Russia’s defense minister said 82,000 conscripts had already been sent to Ukraine. It reflects what you call it.
Sergey Shoigu told President Vladimir Putin that a further 218,000 people were being trained in barracks and the controversial “partial mobilization” was over, but he could not confirm the figures cited. .
The meeting between the two was broadcast on Russian state television, and Shoigu told Putin: No further action is planned. ”
Emergency conscription began in September after Ukraine won a string of victories in the northwest near Kharkov, with some Russians protesting and others fleeing the country. Dozens of conscripts were killed after being thrown into the front lines to protect the more experienced units in the rear.
Britain’s defense ministry said on Friday that Russia is looking to strengthen existing interests after eight months of heavy fighting by relying on “severely undermanned and poorly trained forces” that are “only capable of defensive operations”. rice field.
Despite critical analysis, however, there are indications that increasing Russian conscription is slowing advances in both eastern and southern Ukraine as we head into autumn and winter.
Serhiy Haidai, the governor-general of Ukraine for the East Luhansk region, said in a television interview that “the advance of the Ukrainian army is not going as fast as we would have liked.”
Thousands of conscripts were stationed in Bakhmut and other places, and according to Haydai, they were quickly killed or wounded after being thrown into battle with the dug-in Ukrainians. The average ‘shelf life’ for personnel who have been incapacitated is about two weeks,” the governor added.
Ukraine’s Chief of General Staff said on Friday that up to 1,000 Russian conscripts had been sent across the Dnipro to reinforce Kherson, indicating that the Kremlin did not want to abandon the city without some sort of fight. The army was encamped in the homes of people who had fled the war.
A week ago, Russia, fearing losing the city, appeared to have moved its commanders to the east bank of the river and started evacuating civilians, which Ukraine said amounted to deportation.
Ukraine recaptured a series of villages near Kherson in early October, but earlier this week Defense Minister Oleksiy Reznikov warned that the autumn rains had “slowed our movement down a bit”, slowing progress.
Locals say the terrain between the Ukrainian-held city of Mykolaiv and Kherson is particularly difficult. This is because the flat ground is cut open by large irrigation canals.
Western military experts have long predicted that the tempo of fighting would slow in November as heavy rain clogged the ground and armored vehicles made off-road operations increasingly difficult. Until then, the battle may not resume.
Kherson’s Russian-appointed governor said earlier this week that the tomb and remains of Prince Grigory Potemkin, chancellor and mistress of 18th-century ruler Catherine the Great, had been removed from Kherson’s cathedral and moved deep into the occupied territory. rice field.
“We have moved the remains of His Highness Potemkin and the monument itself from St. Catherine’s Church to the eastern left bank of the Dnipro River,” Volodymyr Sardo said, according to Russian state news agency.

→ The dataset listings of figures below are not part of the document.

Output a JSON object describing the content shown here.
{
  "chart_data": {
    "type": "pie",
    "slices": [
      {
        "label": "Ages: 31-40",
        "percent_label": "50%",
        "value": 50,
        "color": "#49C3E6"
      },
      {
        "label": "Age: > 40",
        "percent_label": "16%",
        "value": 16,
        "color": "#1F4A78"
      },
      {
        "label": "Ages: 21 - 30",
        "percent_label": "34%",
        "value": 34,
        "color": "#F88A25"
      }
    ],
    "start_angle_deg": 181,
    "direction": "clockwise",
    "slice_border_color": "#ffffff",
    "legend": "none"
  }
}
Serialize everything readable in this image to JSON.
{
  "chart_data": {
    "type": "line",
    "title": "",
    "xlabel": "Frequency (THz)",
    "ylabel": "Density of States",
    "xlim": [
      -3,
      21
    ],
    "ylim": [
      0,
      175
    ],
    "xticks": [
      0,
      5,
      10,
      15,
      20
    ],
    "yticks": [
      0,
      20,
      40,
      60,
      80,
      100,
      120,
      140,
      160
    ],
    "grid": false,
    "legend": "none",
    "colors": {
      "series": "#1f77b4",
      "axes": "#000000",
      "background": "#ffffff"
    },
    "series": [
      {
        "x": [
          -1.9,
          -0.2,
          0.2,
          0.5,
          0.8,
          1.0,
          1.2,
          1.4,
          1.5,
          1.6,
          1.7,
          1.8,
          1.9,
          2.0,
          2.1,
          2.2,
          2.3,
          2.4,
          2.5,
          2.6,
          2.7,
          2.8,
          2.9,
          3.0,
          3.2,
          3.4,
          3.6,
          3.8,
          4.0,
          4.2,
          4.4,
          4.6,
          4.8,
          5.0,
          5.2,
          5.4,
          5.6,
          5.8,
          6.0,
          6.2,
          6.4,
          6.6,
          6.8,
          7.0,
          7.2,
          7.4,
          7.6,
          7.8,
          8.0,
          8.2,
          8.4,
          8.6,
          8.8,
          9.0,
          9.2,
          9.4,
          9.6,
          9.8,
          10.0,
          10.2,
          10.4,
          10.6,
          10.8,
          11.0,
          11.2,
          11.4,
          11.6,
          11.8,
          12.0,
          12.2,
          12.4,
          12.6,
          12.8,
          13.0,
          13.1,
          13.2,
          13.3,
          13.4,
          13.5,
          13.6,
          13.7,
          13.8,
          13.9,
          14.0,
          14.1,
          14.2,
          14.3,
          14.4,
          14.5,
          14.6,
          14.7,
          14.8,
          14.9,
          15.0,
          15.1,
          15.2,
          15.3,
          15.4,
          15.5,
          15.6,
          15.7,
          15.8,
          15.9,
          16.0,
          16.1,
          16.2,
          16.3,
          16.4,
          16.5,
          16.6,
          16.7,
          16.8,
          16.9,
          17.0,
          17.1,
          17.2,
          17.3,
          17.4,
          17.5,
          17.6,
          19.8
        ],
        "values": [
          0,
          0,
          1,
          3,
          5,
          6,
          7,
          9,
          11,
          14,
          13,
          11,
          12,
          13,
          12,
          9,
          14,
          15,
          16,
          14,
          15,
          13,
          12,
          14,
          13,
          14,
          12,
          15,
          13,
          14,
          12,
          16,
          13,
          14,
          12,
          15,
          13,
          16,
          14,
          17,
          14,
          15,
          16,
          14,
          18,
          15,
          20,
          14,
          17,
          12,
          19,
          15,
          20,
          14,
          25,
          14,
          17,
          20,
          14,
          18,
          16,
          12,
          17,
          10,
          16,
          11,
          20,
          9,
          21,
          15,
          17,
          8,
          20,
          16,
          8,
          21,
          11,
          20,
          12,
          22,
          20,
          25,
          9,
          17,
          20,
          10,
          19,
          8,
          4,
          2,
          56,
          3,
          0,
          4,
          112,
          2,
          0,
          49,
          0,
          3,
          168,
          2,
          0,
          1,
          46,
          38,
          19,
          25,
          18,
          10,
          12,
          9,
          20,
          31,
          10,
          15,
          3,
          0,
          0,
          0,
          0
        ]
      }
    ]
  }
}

Another Russian official said the evacuation of civilians from Kherson had been completed. “The work to organize the population to go from the left bank of the Dnipro to safe areas of Russia has been completed,” Moscow-appointed head of Crimea Sergei Aksyonov said after a visit to the area late Thursday.

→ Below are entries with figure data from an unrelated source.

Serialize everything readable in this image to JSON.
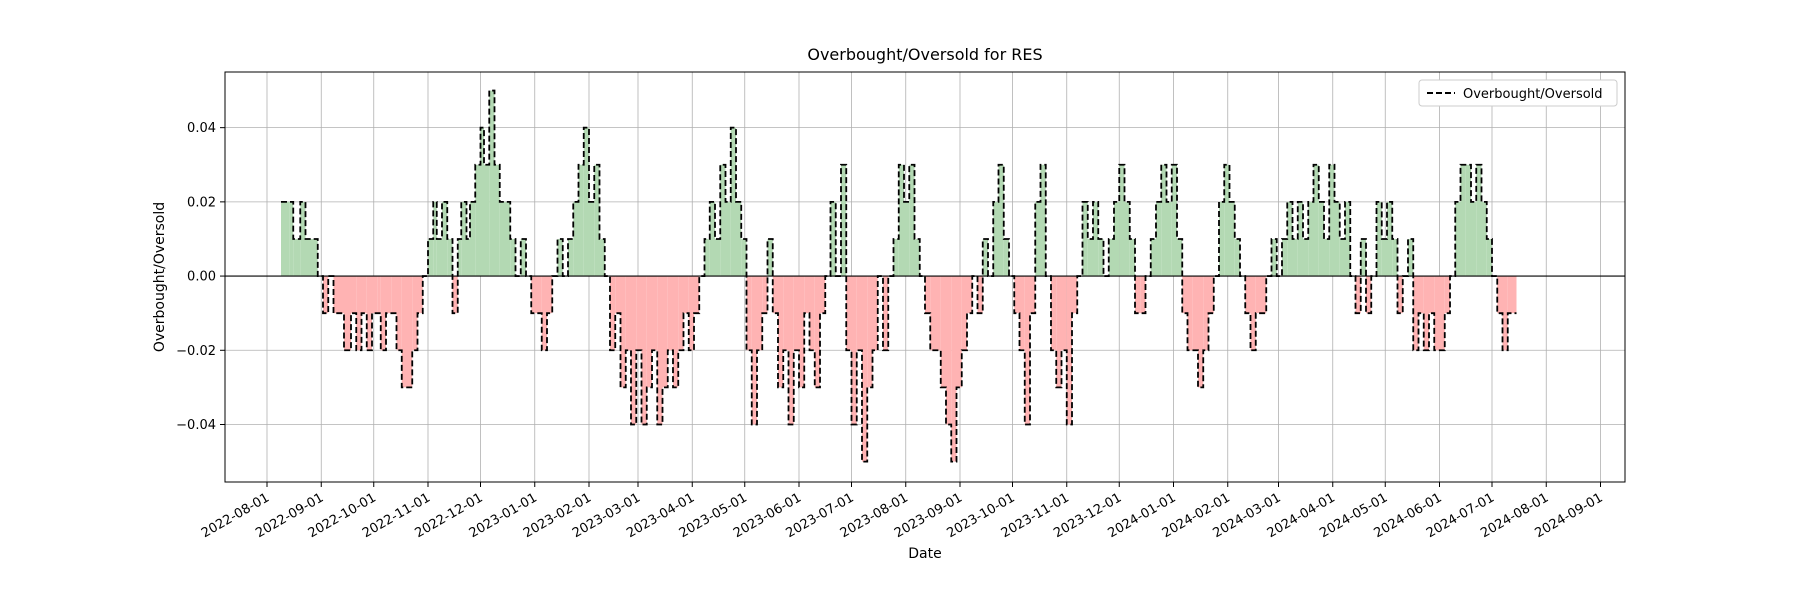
{
  "chart_data": {
    "type": "line",
    "title": "Overbought/Oversold for RES",
    "xlabel": "Date",
    "ylabel": "Overbought/Oversold",
    "x_ticks": [
      "2022-08-01",
      "2022-09-01",
      "2022-10-01",
      "2022-11-01",
      "2022-12-01",
      "2023-01-01",
      "2023-02-01",
      "2023-03-01",
      "2023-04-01",
      "2023-05-01",
      "2023-06-01",
      "2023-07-01",
      "2023-08-01",
      "2023-09-01",
      "2023-10-01",
      "2023-11-01",
      "2023-12-01",
      "2024-01-01",
      "2024-02-01",
      "2024-03-01",
      "2024-04-01",
      "2024-05-01",
      "2024-06-01",
      "2024-07-01",
      "2024-08-01",
      "2024-09-01"
    ],
    "y_ticks": [
      -0.04,
      -0.02,
      0.0,
      0.02,
      0.04
    ],
    "y_tick_labels": [
      "−0.04",
      "−0.02",
      "0.00",
      "0.02",
      "0.04"
    ],
    "xlim": [
      "2022-07-08",
      "2024-09-15"
    ],
    "ylim": [
      -0.0555,
      0.055
    ],
    "grid": true,
    "legend_position": "top-right",
    "zero_line": true,
    "fill_positive_color": "#b3d9b3",
    "fill_negative_color": "#ffb3b3",
    "line_color": "#000000",
    "line_style": "dashed",
    "series": [
      {
        "name": "Overbought/Oversold",
        "points": [
          [
            "2022-08-09",
            0.02
          ],
          [
            "2022-08-14",
            0.02
          ],
          [
            "2022-08-16",
            0.01
          ],
          [
            "2022-08-20",
            0.02
          ],
          [
            "2022-08-23",
            0.01
          ],
          [
            "2022-08-27",
            0.01
          ],
          [
            "2022-08-30",
            0.0
          ],
          [
            "2022-09-02",
            -0.01
          ],
          [
            "2022-09-05",
            0.0
          ],
          [
            "2022-09-08",
            -0.01
          ],
          [
            "2022-09-12",
            -0.01
          ],
          [
            "2022-09-14",
            -0.02
          ],
          [
            "2022-09-18",
            -0.01
          ],
          [
            "2022-09-21",
            -0.02
          ],
          [
            "2022-09-24",
            -0.01
          ],
          [
            "2022-09-27",
            -0.02
          ],
          [
            "2022-09-30",
            -0.01
          ],
          [
            "2022-10-03",
            -0.01
          ],
          [
            "2022-10-05",
            -0.02
          ],
          [
            "2022-10-08",
            -0.01
          ],
          [
            "2022-10-11",
            -0.01
          ],
          [
            "2022-10-14",
            -0.02
          ],
          [
            "2022-10-17",
            -0.03
          ],
          [
            "2022-10-20",
            -0.03
          ],
          [
            "2022-10-23",
            -0.02
          ],
          [
            "2022-10-26",
            -0.01
          ],
          [
            "2022-10-29",
            0.0
          ],
          [
            "2022-11-01",
            0.01
          ],
          [
            "2022-11-04",
            0.02
          ],
          [
            "2022-11-06",
            0.01
          ],
          [
            "2022-11-09",
            0.02
          ],
          [
            "2022-11-12",
            0.01
          ],
          [
            "2022-11-15",
            -0.01
          ],
          [
            "2022-11-18",
            0.01
          ],
          [
            "2022-11-20",
            0.02
          ],
          [
            "2022-11-23",
            0.01
          ],
          [
            "2022-11-25",
            0.02
          ],
          [
            "2022-11-28",
            0.03
          ],
          [
            "2022-12-01",
            0.04
          ],
          [
            "2022-12-03",
            0.03
          ],
          [
            "2022-12-06",
            0.05
          ],
          [
            "2022-12-09",
            0.03
          ],
          [
            "2022-12-12",
            0.02
          ],
          [
            "2022-12-15",
            0.02
          ],
          [
            "2022-12-18",
            0.01
          ],
          [
            "2022-12-21",
            0.0
          ],
          [
            "2022-12-24",
            0.01
          ],
          [
            "2022-12-27",
            0.0
          ],
          [
            "2022-12-30",
            -0.01
          ],
          [
            "2023-01-02",
            -0.01
          ],
          [
            "2023-01-05",
            -0.02
          ],
          [
            "2023-01-08",
            -0.01
          ],
          [
            "2023-01-11",
            0.0
          ],
          [
            "2023-01-14",
            0.01
          ],
          [
            "2023-01-17",
            0.0
          ],
          [
            "2023-01-20",
            0.01
          ],
          [
            "2023-01-23",
            0.02
          ],
          [
            "2023-01-26",
            0.03
          ],
          [
            "2023-01-29",
            0.04
          ],
          [
            "2023-02-01",
            0.02
          ],
          [
            "2023-02-04",
            0.03
          ],
          [
            "2023-02-07",
            0.01
          ],
          [
            "2023-02-10",
            0.0
          ],
          [
            "2023-02-13",
            -0.02
          ],
          [
            "2023-02-16",
            -0.01
          ],
          [
            "2023-02-19",
            -0.03
          ],
          [
            "2023-02-22",
            -0.02
          ],
          [
            "2023-02-25",
            -0.04
          ],
          [
            "2023-02-28",
            -0.02
          ],
          [
            "2023-03-03",
            -0.04
          ],
          [
            "2023-03-06",
            -0.03
          ],
          [
            "2023-03-09",
            -0.02
          ],
          [
            "2023-03-12",
            -0.04
          ],
          [
            "2023-03-15",
            -0.03
          ],
          [
            "2023-03-18",
            -0.02
          ],
          [
            "2023-03-21",
            -0.03
          ],
          [
            "2023-03-24",
            -0.02
          ],
          [
            "2023-03-27",
            -0.01
          ],
          [
            "2023-03-30",
            -0.02
          ],
          [
            "2023-04-02",
            -0.01
          ],
          [
            "2023-04-05",
            0.0
          ],
          [
            "2023-04-08",
            0.01
          ],
          [
            "2023-04-11",
            0.02
          ],
          [
            "2023-04-14",
            0.01
          ],
          [
            "2023-04-17",
            0.03
          ],
          [
            "2023-04-20",
            0.02
          ],
          [
            "2023-04-23",
            0.04
          ],
          [
            "2023-04-26",
            0.02
          ],
          [
            "2023-04-29",
            0.01
          ],
          [
            "2023-05-02",
            -0.02
          ],
          [
            "2023-05-05",
            -0.04
          ],
          [
            "2023-05-08",
            -0.02
          ],
          [
            "2023-05-11",
            -0.01
          ],
          [
            "2023-05-14",
            0.01
          ],
          [
            "2023-05-17",
            -0.01
          ],
          [
            "2023-05-20",
            -0.03
          ],
          [
            "2023-05-23",
            -0.02
          ],
          [
            "2023-05-26",
            -0.04
          ],
          [
            "2023-05-29",
            -0.02
          ],
          [
            "2023-06-01",
            -0.03
          ],
          [
            "2023-06-04",
            -0.01
          ],
          [
            "2023-06-07",
            -0.02
          ],
          [
            "2023-06-10",
            -0.03
          ],
          [
            "2023-06-13",
            -0.01
          ],
          [
            "2023-06-16",
            0.0
          ],
          [
            "2023-06-19",
            0.02
          ],
          [
            "2023-06-22",
            0.0
          ],
          [
            "2023-06-25",
            0.03
          ],
          [
            "2023-06-28",
            -0.02
          ],
          [
            "2023-07-01",
            -0.04
          ],
          [
            "2023-07-04",
            -0.02
          ],
          [
            "2023-07-07",
            -0.05
          ],
          [
            "2023-07-10",
            -0.03
          ],
          [
            "2023-07-13",
            -0.02
          ],
          [
            "2023-07-16",
            0.0
          ],
          [
            "2023-07-19",
            -0.02
          ],
          [
            "2023-07-22",
            0.0
          ],
          [
            "2023-07-25",
            0.01
          ],
          [
            "2023-07-28",
            0.03
          ],
          [
            "2023-07-31",
            0.02
          ],
          [
            "2023-08-03",
            0.03
          ],
          [
            "2023-08-06",
            0.01
          ],
          [
            "2023-08-09",
            0.0
          ],
          [
            "2023-08-12",
            -0.01
          ],
          [
            "2023-08-15",
            -0.02
          ],
          [
            "2023-08-18",
            -0.02
          ],
          [
            "2023-08-21",
            -0.03
          ],
          [
            "2023-08-24",
            -0.04
          ],
          [
            "2023-08-27",
            -0.05
          ],
          [
            "2023-08-30",
            -0.03
          ],
          [
            "2023-09-02",
            -0.02
          ],
          [
            "2023-09-05",
            -0.01
          ],
          [
            "2023-09-08",
            0.0
          ],
          [
            "2023-09-11",
            -0.01
          ],
          [
            "2023-09-14",
            0.01
          ],
          [
            "2023-09-17",
            0.0
          ],
          [
            "2023-09-20",
            0.02
          ],
          [
            "2023-09-23",
            0.03
          ],
          [
            "2023-09-26",
            0.01
          ],
          [
            "2023-09-29",
            0.0
          ],
          [
            "2023-10-02",
            -0.01
          ],
          [
            "2023-10-05",
            -0.02
          ],
          [
            "2023-10-08",
            -0.04
          ],
          [
            "2023-10-11",
            -0.01
          ],
          [
            "2023-10-14",
            0.02
          ],
          [
            "2023-10-17",
            0.03
          ],
          [
            "2023-10-20",
            0.0
          ],
          [
            "2023-10-23",
            -0.02
          ],
          [
            "2023-10-26",
            -0.03
          ],
          [
            "2023-10-29",
            -0.02
          ],
          [
            "2023-11-01",
            -0.04
          ],
          [
            "2023-11-04",
            -0.01
          ],
          [
            "2023-11-07",
            0.0
          ],
          [
            "2023-11-10",
            0.02
          ],
          [
            "2023-11-13",
            0.01
          ],
          [
            "2023-11-16",
            0.02
          ],
          [
            "2023-11-19",
            0.01
          ],
          [
            "2023-11-22",
            0.0
          ],
          [
            "2023-11-25",
            0.01
          ],
          [
            "2023-11-28",
            0.02
          ],
          [
            "2023-12-01",
            0.03
          ],
          [
            "2023-12-04",
            0.02
          ],
          [
            "2023-12-07",
            0.01
          ],
          [
            "2023-12-10",
            -0.01
          ],
          [
            "2023-12-13",
            -0.01
          ],
          [
            "2023-12-16",
            0.0
          ],
          [
            "2023-12-19",
            0.01
          ],
          [
            "2023-12-22",
            0.02
          ],
          [
            "2023-12-25",
            0.03
          ],
          [
            "2023-12-28",
            0.02
          ],
          [
            "2023-12-31",
            0.03
          ],
          [
            "2024-01-03",
            0.01
          ],
          [
            "2024-01-06",
            -0.01
          ],
          [
            "2024-01-09",
            -0.02
          ],
          [
            "2024-01-12",
            -0.02
          ],
          [
            "2024-01-15",
            -0.03
          ],
          [
            "2024-01-18",
            -0.02
          ],
          [
            "2024-01-21",
            -0.01
          ],
          [
            "2024-01-24",
            0.0
          ],
          [
            "2024-01-27",
            0.02
          ],
          [
            "2024-01-30",
            0.03
          ],
          [
            "2024-02-02",
            0.02
          ],
          [
            "2024-02-05",
            0.01
          ],
          [
            "2024-02-08",
            0.0
          ],
          [
            "2024-02-11",
            -0.01
          ],
          [
            "2024-02-14",
            -0.02
          ],
          [
            "2024-02-17",
            -0.01
          ],
          [
            "2024-02-20",
            -0.01
          ],
          [
            "2024-02-23",
            0.0
          ],
          [
            "2024-02-26",
            0.01
          ],
          [
            "2024-02-29",
            0.0
          ],
          [
            "2024-03-03",
            0.01
          ],
          [
            "2024-03-06",
            0.02
          ],
          [
            "2024-03-09",
            0.01
          ],
          [
            "2024-03-12",
            0.02
          ],
          [
            "2024-03-15",
            0.01
          ],
          [
            "2024-03-18",
            0.02
          ],
          [
            "2024-03-21",
            0.03
          ],
          [
            "2024-03-24",
            0.02
          ],
          [
            "2024-03-27",
            0.01
          ],
          [
            "2024-03-30",
            0.03
          ],
          [
            "2024-04-02",
            0.02
          ],
          [
            "2024-04-05",
            0.01
          ],
          [
            "2024-04-08",
            0.02
          ],
          [
            "2024-04-11",
            0.0
          ],
          [
            "2024-04-14",
            -0.01
          ],
          [
            "2024-04-17",
            0.01
          ],
          [
            "2024-04-20",
            -0.01
          ],
          [
            "2024-04-23",
            0.0
          ],
          [
            "2024-04-26",
            0.02
          ],
          [
            "2024-04-29",
            0.01
          ],
          [
            "2024-05-02",
            0.02
          ],
          [
            "2024-05-05",
            0.01
          ],
          [
            "2024-05-08",
            -0.01
          ],
          [
            "2024-05-11",
            0.0
          ],
          [
            "2024-05-14",
            0.01
          ],
          [
            "2024-05-17",
            -0.02
          ],
          [
            "2024-05-20",
            -0.01
          ],
          [
            "2024-05-23",
            -0.02
          ],
          [
            "2024-05-26",
            -0.01
          ],
          [
            "2024-05-29",
            -0.02
          ],
          [
            "2024-06-01",
            -0.02
          ],
          [
            "2024-06-04",
            -0.01
          ],
          [
            "2024-06-07",
            0.0
          ],
          [
            "2024-06-10",
            0.02
          ],
          [
            "2024-06-13",
            0.03
          ],
          [
            "2024-06-16",
            0.03
          ],
          [
            "2024-06-19",
            0.02
          ],
          [
            "2024-06-22",
            0.03
          ],
          [
            "2024-06-25",
            0.02
          ],
          [
            "2024-06-28",
            0.01
          ],
          [
            "2024-07-01",
            0.0
          ],
          [
            "2024-07-04",
            -0.01
          ],
          [
            "2024-07-07",
            -0.02
          ],
          [
            "2024-07-10",
            -0.01
          ],
          [
            "2024-07-13",
            -0.01
          ],
          [
            "2024-07-15",
            -0.01
          ]
        ]
      }
    ]
  }
}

The Ukrainian Air Force says it has shot down more than 300 Iranian-made Shahed-136 Kamikaze drones so far, a fraction of the 2,400 it believes Russia has acquired from Tehran. Only.
Russia targeted Ukrainian power plants and energy grids during October using hard-to-detect drones. Blackouts aimed at destabilizing energy supplies are now routine in many of the country’s major cities.

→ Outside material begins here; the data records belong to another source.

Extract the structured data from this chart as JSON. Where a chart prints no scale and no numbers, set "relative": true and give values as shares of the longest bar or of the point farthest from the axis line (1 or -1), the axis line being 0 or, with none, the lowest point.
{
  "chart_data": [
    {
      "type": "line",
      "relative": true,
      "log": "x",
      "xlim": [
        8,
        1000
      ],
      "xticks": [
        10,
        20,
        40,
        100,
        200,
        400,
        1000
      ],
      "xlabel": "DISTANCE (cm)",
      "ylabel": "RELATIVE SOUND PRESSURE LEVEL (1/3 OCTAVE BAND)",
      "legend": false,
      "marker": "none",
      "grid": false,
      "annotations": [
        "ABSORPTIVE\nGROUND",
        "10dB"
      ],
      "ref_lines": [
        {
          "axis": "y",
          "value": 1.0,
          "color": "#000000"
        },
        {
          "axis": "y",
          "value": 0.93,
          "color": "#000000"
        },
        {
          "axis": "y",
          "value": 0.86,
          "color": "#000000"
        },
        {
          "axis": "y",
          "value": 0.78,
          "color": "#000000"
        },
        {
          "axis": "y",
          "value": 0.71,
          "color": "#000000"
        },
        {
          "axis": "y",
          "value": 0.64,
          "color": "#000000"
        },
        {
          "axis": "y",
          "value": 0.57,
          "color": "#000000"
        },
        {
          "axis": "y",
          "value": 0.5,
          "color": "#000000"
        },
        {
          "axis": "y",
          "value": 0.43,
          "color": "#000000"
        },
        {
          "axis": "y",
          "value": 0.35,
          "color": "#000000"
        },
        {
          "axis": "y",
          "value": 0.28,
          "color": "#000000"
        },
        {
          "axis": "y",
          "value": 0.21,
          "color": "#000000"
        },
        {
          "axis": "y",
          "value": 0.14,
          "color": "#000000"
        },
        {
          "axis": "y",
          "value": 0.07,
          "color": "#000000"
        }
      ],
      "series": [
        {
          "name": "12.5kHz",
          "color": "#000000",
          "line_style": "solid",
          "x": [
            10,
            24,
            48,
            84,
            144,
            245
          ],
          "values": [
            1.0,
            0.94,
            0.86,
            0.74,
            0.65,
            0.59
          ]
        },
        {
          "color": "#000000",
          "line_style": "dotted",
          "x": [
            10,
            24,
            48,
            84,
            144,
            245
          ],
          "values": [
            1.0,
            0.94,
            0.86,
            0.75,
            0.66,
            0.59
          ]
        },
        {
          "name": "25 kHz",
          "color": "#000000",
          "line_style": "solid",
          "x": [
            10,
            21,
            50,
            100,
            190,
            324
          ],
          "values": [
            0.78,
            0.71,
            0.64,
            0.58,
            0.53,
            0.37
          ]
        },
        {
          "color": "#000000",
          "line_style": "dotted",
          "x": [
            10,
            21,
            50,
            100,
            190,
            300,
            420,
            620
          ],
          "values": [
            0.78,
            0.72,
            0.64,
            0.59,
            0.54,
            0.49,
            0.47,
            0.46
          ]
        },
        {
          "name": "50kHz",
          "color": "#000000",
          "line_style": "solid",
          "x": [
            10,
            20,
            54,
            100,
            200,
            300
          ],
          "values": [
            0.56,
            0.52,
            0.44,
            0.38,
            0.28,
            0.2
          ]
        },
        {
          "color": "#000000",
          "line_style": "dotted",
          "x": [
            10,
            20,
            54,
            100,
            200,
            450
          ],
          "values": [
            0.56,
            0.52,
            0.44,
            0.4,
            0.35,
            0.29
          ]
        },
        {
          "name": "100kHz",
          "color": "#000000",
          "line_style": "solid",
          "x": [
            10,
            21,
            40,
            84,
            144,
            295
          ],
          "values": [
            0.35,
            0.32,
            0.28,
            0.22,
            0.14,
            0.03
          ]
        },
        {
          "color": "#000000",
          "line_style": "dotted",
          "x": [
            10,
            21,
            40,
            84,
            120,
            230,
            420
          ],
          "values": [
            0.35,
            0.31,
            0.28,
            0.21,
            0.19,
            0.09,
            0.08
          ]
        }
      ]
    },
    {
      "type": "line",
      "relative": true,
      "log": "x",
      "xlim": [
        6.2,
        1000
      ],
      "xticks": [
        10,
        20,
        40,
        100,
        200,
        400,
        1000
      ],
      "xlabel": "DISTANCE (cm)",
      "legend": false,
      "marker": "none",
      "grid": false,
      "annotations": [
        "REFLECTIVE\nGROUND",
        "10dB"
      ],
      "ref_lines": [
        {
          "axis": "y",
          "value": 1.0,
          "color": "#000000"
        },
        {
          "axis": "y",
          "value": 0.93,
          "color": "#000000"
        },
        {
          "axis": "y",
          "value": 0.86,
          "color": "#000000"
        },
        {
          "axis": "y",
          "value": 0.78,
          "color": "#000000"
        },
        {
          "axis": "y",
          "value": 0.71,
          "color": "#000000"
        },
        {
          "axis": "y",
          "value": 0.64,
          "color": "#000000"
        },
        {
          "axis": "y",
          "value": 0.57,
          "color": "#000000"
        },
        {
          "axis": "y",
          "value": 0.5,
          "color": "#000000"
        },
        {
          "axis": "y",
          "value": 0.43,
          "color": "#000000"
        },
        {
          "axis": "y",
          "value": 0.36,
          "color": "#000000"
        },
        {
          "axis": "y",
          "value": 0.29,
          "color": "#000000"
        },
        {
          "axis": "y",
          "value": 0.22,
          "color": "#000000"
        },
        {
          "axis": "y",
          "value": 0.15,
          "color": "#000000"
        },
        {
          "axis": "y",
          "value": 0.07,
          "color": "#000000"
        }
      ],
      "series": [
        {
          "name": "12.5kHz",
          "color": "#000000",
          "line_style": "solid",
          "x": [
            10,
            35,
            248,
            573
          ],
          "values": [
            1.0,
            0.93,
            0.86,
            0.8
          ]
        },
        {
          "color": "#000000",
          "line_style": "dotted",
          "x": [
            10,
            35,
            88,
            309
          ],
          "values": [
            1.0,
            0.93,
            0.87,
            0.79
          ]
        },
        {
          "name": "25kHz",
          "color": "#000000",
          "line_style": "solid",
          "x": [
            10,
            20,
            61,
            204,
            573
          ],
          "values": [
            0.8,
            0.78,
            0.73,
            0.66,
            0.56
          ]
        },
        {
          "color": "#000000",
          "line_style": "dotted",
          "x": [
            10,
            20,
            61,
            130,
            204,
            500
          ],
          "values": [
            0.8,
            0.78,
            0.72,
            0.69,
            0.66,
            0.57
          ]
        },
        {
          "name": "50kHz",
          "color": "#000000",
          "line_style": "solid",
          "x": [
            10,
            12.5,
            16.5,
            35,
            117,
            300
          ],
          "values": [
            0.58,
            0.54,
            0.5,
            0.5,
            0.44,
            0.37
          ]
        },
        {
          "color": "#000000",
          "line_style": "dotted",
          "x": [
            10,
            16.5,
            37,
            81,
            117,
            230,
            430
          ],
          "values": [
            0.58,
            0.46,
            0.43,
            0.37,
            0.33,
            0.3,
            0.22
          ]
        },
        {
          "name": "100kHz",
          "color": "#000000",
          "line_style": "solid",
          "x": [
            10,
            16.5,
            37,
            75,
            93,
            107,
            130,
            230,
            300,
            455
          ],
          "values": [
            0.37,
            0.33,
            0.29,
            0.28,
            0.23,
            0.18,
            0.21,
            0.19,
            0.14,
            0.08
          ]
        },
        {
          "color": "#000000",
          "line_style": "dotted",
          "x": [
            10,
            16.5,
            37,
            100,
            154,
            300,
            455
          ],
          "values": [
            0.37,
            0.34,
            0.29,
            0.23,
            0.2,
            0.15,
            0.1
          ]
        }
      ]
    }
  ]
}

Kyiv mayor Vitali Klitschko said the city’s power grid was operating in “emergency mode”, with power supply cut by about half compared to pre-war levels. A four-hour blackout was announced in and around the capital.
Oleg Sinievbov, governor of the Kharkiv region, announced on Telegram that a daily one-hour blackout will begin on Monday, including in the provincial capital, Ukraine’s second-largest city.
At least four civilians have been killed and 10 injured in recent Russian attacks, the Ukrainian president’s office said.